Nichole Holzum, of St. Louis, Mo., exercises on Tuesday, Feb. 1, 2022, at The Legacy, Athletics and Barbell Gym in The Grove. Holzum is among those who have returned to masked workouts in gyms across the region amid the COVID-19 pandemic, noting the mental health benefits of being able to work in a gym.
Brian Munoz
St. Louis Public Radio
Nichole Holzum, of St. Louis, does lunges while lifting a barbell last week at the LAB Gym in the Grove. Holzum is among those who have returned to masked workouts in gyms across the region during the coronavirus pandemic, noting the mental health benefits of being able to be in person at a gym.

Ioana Gruchevska started working out at the LAB Gym in St. Louis a few years ago. But early in the coronavirus pandemic, she stopped coming in for about six months, worried that she'd catch the virus.

Like other gym members in the St. Louis region, she eagerly returned following temporary shutdowns and resumed her workouts.

“The gym reopening and the safety protocols that were in place made me feel pretty comfortable to resume,” said Gruchevska, who now works with a trainer at the LAB Gym a few days a week.

Although Gruchevska and others have returned, people in St. Louis are divided over how safe it is to go into the gym and work out during the spread of the omicron variant. Gym owners in the city say membership is down significantly at the time of the year when gyms usually see an influx of people working on their New Year’s resolutions to get in shape.
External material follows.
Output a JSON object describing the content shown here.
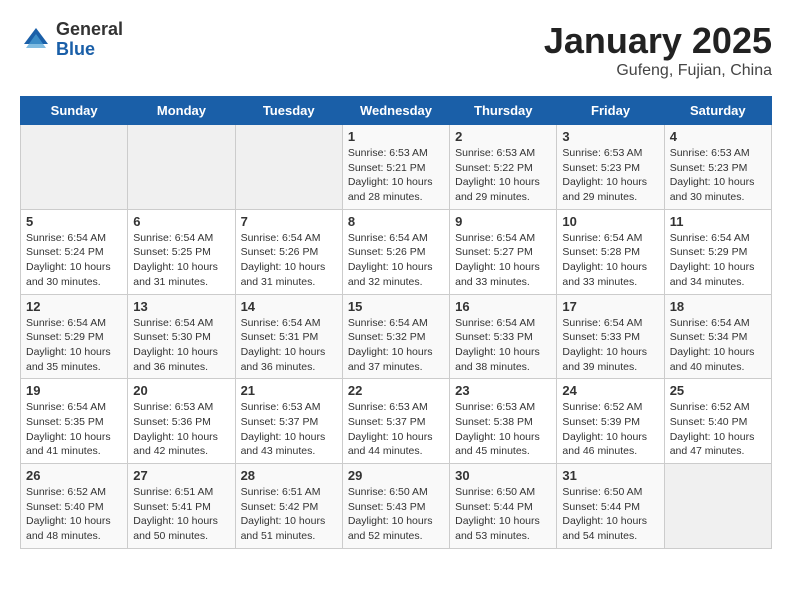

At the LAB Gym, memberships are just a fraction of what they were before the pandemic hit, and efforts to find new members also are lagging, owner Chris Thacker said.

“I’ve got some people resurfacing, but the number of leads through the door … we’ve taken a hit,” Thacker said.

To help keep the virus from spreading, health officials are encouraging people to stay home and avoid gatherings and nonessential activities.

Gyms are particularly risky places to be during a spike in coronavirus cases, said Dr. Sarah George, an infectious disease specialist at St. Louis University.

“People in gyms are working out, which is great for their health, but that means they are huffing and puffing and breathing an awful lot and inhaling a lot of air,” George said. “And depending on how the equipment is placed or what they're doing, they may be doing so at close quarters.”

She said coronavirus particles can survive and remain infectious on surfaces for several hours.

Some LAB members eagerly returned as soon as temporary bans on gyms ended in 2020.

“The minute they let us back in here, I've been in ever since. Five days a week,” gym member Nichole Holzum said. “I feel totally safe.”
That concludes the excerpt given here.